Concluding Information

The best source of assistance you can get in designing and implementing your preventive maintenance program is from the original equipment manufacturer. Often this is done through your nearest dealership. Much information can also be found in the written manuals supplied with each truck.

9 Replies to “Preventive Maintenance Checklist for Semi-Trucks”

  1. That’s good to know that if a semi truck has over 300,000 miles or 480,000 km on it that they should get a dynamometer test to identify any problems with the horsepower, emissions systems, or overheating. This is smart to do since it ensures that the truck is safe and has maintenance done before any failures happen. It would be good to find a service that can perform this test along with the repairs so they only have to go to one place to have the truck worked on.

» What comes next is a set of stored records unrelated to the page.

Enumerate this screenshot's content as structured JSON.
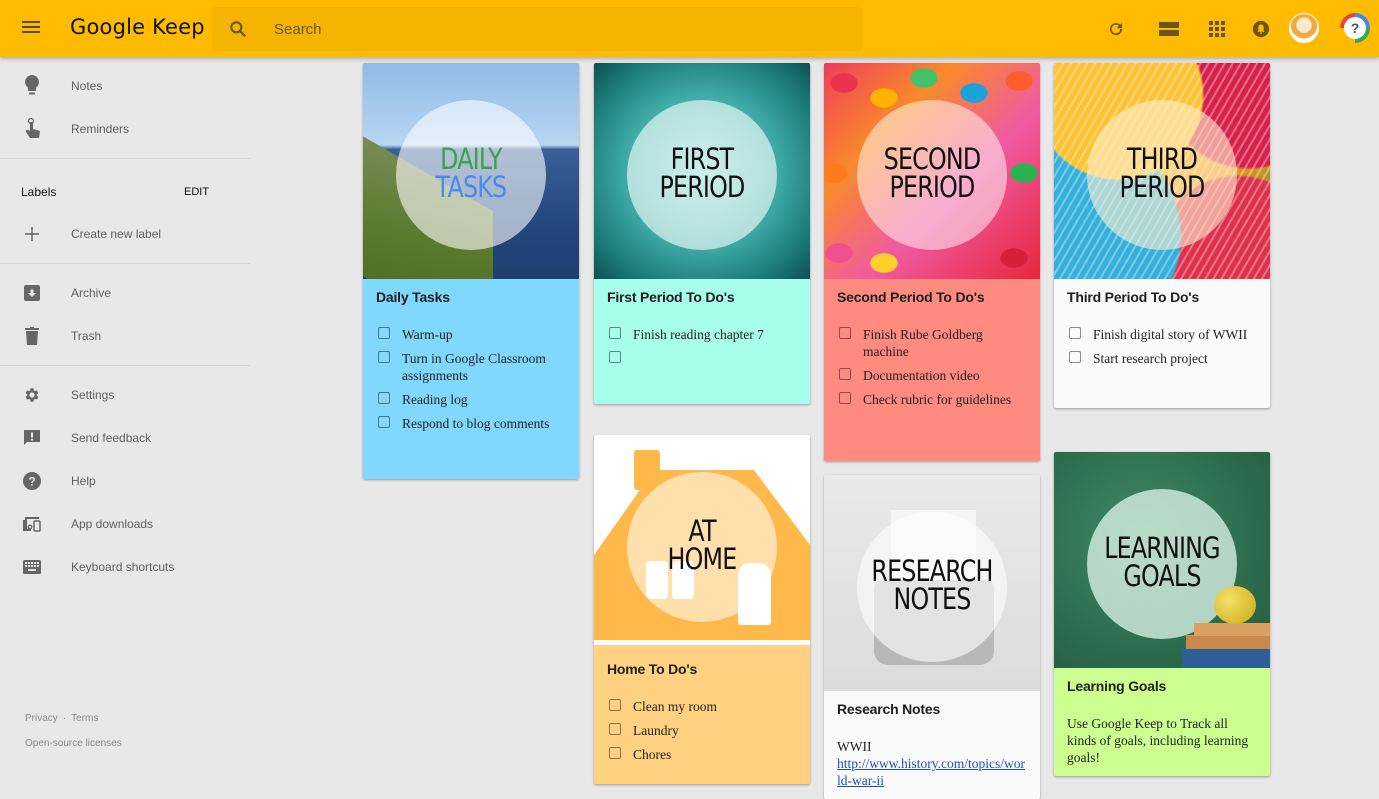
{
  "app": {
    "title": "Google Keep",
    "search_placeholder": "Search",
    "toolbar_icons": [
      "refresh-icon",
      "list-view-icon",
      "apps-grid-icon",
      "notifications-bell-icon",
      "account-avatar",
      "help-icon"
    ]
  },
  "sidebar": {
    "top_items": [
      {
        "label": "Notes",
        "icon": "lightbulb-icon"
      },
      {
        "label": "Reminders",
        "icon": "reminder-finger-icon"
      }
    ],
    "labels_header": "Labels",
    "labels_edit": "EDIT",
    "create_label": {
      "label": "Create new label",
      "icon": "plus-icon"
    },
    "mid_items": [
      {
        "label": "Archive",
        "icon": "archive-icon"
      },
      {
        "label": "Trash",
        "icon": "trash-icon"
      }
    ],
    "bottom_items": [
      {
        "label": "Settings",
        "icon": "gear-icon"
      },
      {
        "label": "Send feedback",
        "icon": "feedback-icon"
      },
      {
        "label": "Help",
        "icon": "help-circle-icon"
      },
      {
        "label": "App downloads",
        "icon": "devices-icon"
      },
      {
        "label": "Keyboard shortcuts",
        "icon": "keyboard-icon"
      }
    ],
    "footer": {
      "privacy": "Privacy",
      "separator": "·",
      "terms": "Terms",
      "open_source": "Open-source licenses"
    }
  },
  "notes": [
    {
      "image_text": [
        "DAILY",
        "TASKS"
      ],
      "title": "Daily Tasks",
      "color": "#80d8ff",
      "items": [
        "Warm-up",
        "Turn in Google Classroom assignments",
        "Reading log",
        "Respond to blog comments"
      ]
    },
    {
      "image_text": [
        "FIRST",
        "PERIOD"
      ],
      "title": "First Period To Do's",
      "color": "#a7ffeb",
      "items": [
        "Finish reading chapter 7",
        ""
      ]
    },
    {
      "image_text": [
        "SECOND",
        "PERIOD"
      ],
      "title": "Second Period To Do's",
      "color": "#ff8a80",
      "items": [
        "Finish Rube Goldberg machine",
        "Documentation video",
        "Check rubric for guidelines"
      ]
    },
    {
      "image_text": [
        "THIRD",
        "PERIOD"
      ],
      "title": "Third Period To Do's",
      "color": "#fafafa",
      "items": [
        "Finish digital story of WWII",
        "Start research project"
      ]
    },
    {
      "image_text": [
        "AT",
        "HOME"
      ],
      "title": "Home To Do's",
      "color": "#ffd180",
      "items": [
        "Clean my room",
        "Laundry",
        "Chores"
      ]
    },
    {
      "image_text": [
        "RESEARCH",
        "NOTES"
      ],
      "title": "Research Notes",
      "color": "#fafafa",
      "body_text": "WWII",
      "link": "http://www.history.com/topics/world-war-ii"
    },
    {
      "image_text": [
        "LEARNING",
        "GOALS"
      ],
      "title": "Learning Goals",
      "color": "#ccff90",
      "body_text": "Use Google Keep to Track all kinds of goals, including learning goals!"
    }
  ]
}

  2. It was helpful when you said that you should check for air cooler leaks. My husband runs a semi-truck business and he was telling me last night about how he wanted the best performance for his trucks. I’ll make sure to pass this information along to him so he can know how to maintain his trucks.

  3. Trailers should be looked at carefully too. A new trailer should be put through the same paces. Too often a trailer is neglected, especially for the pre-service check, which may seem unimportant. Like tractors and trucks, federal regulations require that trailers have a regular maintenance schedule. If you are going to add any special equipment to a vehicle during the pre-service period (lift gates, autogreaser, etc.) or at any other time, you will want to add a couple of steps to the process. First, verify that the alterations are legal by checking Part 393, Part 571, and Appendix G. Then be sure to add the work to your pre-service and inspection checklists.

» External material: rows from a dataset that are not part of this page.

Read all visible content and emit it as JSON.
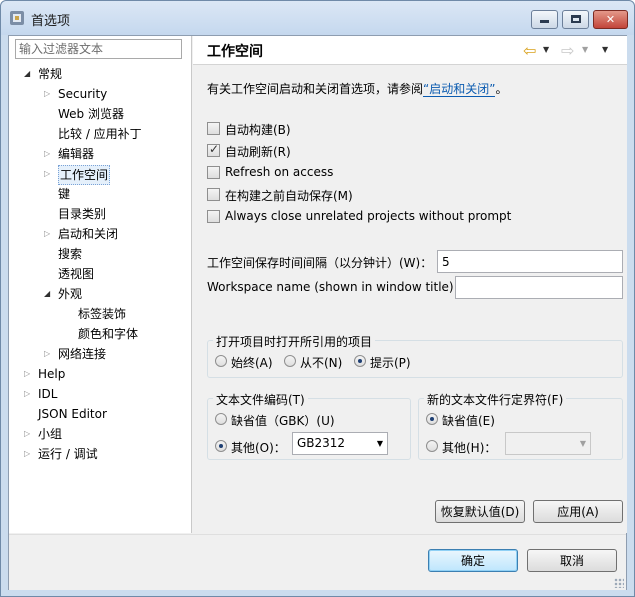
{
  "window": {
    "title": "首选项"
  },
  "filter": {
    "placeholder": "输入过滤器文本"
  },
  "tree": [
    {
      "label": "常规",
      "arrow": "◢",
      "level": 0
    },
    {
      "label": "Security",
      "arrow": "▷",
      "level": 1
    },
    {
      "label": "Web 浏览器",
      "arrow": "",
      "level": 1
    },
    {
      "label": "比较 / 应用补丁",
      "arrow": "",
      "level": 1
    },
    {
      "label": "编辑器",
      "arrow": "▷",
      "level": 1
    },
    {
      "label": "工作空间",
      "arrow": "▷",
      "level": 1,
      "selected": true
    },
    {
      "label": "键",
      "arrow": "",
      "level": 1
    },
    {
      "label": "目录类别",
      "arrow": "",
      "level": 1
    },
    {
      "label": "启动和关闭",
      "arrow": "▷",
      "level": 1
    },
    {
      "label": "搜索",
      "arrow": "",
      "level": 1
    },
    {
      "label": "透视图",
      "arrow": "",
      "level": 1
    },
    {
      "label": "外观",
      "arrow": "◢",
      "level": 1
    },
    {
      "label": "标签装饰",
      "arrow": "",
      "level": 2
    },
    {
      "label": "颜色和字体",
      "arrow": "",
      "level": 2
    },
    {
      "label": "网络连接",
      "arrow": "▷",
      "level": 1
    },
    {
      "label": "Help",
      "arrow": "▷",
      "level": 0
    },
    {
      "label": "IDL",
      "arrow": "▷",
      "level": 0
    },
    {
      "label": "JSON Editor",
      "arrow": "",
      "level": 0
    },
    {
      "label": "小组",
      "arrow": "▷",
      "level": 0
    },
    {
      "label": "运行 / 调试",
      "arrow": "▷",
      "level": 0
    }
  ],
  "header": {
    "title": "工作空间"
  },
  "page": {
    "description_prefix": "有关工作空间启动和关闭首选项，请参阅",
    "description_link": "“启动和关闭”",
    "description_suffix": "。",
    "options": [
      {
        "label": "自动构建(B)",
        "checked": false
      },
      {
        "label": "自动刷新(R)",
        "checked": true
      },
      {
        "label": "Refresh on access",
        "checked": false
      },
      {
        "label": "在构建之前自动保存(M)",
        "checked": false
      },
      {
        "label": "Always close unrelated projects without prompt",
        "checked": false
      }
    ],
    "save_interval": {
      "label": "工作空间保存时间间隔（以分钟计）(W)：",
      "value": "5"
    },
    "workspace_name": {
      "label": "Workspace name (shown in window title):",
      "value": ""
    },
    "open_refs": {
      "title": "打开项目时打开所引用的项目",
      "options": [
        "始终(A)",
        "从不(N)",
        "提示(P)"
      ],
      "selected": 2
    },
    "encoding": {
      "title": "文本文件编码(T)",
      "default_label": "缺省值（GBK）(U)",
      "other_label": "其他(O)：",
      "other_selected": true,
      "other_value": "GB2312"
    },
    "line_delim": {
      "title": "新的文本文件行定界符(F)",
      "default_label": "缺省值(E)",
      "other_label": "其他(H)：",
      "default_selected": true,
      "other_value": ""
    },
    "restore_label": "恢复默认值(D)",
    "apply_label": "应用(A)"
  },
  "footer": {
    "ok_label": "确定",
    "cancel_label": "取消"
  }
}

  4. Thanks for pointing out that having a repair and maintenance record will help a lot when getting preventive maintenance for a semi-truck. My uncle would like to start using his old semi-truck for his farm so that it would be easier to move his produce around. Perhaps it would benefit him a lot to visit semi-truck repair services from time to time.

  5. What is a IPM?

  6. My sister would like to buy a new transfer case for his truck, which is why she’s currently looking for a reputable dealer. Well, I also agree with you that it would be smarter to have an annual inspection too. Thank you for clarifying here as well the importance of checking its air compressors.

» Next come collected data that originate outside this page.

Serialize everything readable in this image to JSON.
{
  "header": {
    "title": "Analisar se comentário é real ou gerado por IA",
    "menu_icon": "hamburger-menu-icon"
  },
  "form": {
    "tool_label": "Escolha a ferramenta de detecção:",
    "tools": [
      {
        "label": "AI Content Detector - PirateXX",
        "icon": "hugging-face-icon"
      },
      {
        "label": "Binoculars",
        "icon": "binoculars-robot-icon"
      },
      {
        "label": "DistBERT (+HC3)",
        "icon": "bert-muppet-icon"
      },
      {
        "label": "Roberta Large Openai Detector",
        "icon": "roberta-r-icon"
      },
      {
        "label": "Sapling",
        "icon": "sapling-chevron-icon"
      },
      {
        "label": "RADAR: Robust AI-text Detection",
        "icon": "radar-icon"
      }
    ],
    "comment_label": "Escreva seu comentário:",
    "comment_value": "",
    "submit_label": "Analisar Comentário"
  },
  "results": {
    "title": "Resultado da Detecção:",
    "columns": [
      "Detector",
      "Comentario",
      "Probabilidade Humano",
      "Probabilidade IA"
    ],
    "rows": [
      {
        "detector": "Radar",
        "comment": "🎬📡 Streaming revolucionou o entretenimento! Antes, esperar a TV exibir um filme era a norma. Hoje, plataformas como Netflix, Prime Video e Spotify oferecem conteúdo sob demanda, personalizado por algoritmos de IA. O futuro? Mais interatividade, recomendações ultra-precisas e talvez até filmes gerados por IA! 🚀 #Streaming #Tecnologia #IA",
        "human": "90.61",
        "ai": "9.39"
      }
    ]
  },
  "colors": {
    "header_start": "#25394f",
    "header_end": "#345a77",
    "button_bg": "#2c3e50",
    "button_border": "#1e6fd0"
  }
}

  7. My mother noticed that her semi trucks’ engine is starting to leak, which is why she has decided to have it repaired. Thank you for sharing here as well that its shock absorber must be replaced too. It’s also a good thing that you clarified here the importance of preventive maintenance.

  8. It was helpful to know that checking simple things like charging air cooler leaks can cut maintenance costs. I would imagine the difficulty of a truck driver being stuck in the middle of the road because of engine issues. It’s really important to have a trusted repair and maintenance service so you can avoid these hassles.

  9. It was helpful to know that checking simple things like charging air cooler leaks can cut maintenance costs. I would imagine the difficulty of a truck driver being stuck in the middle of the road because of engine issues. It would also help to have employers that would maintenance put this to mind for the safety of their employees.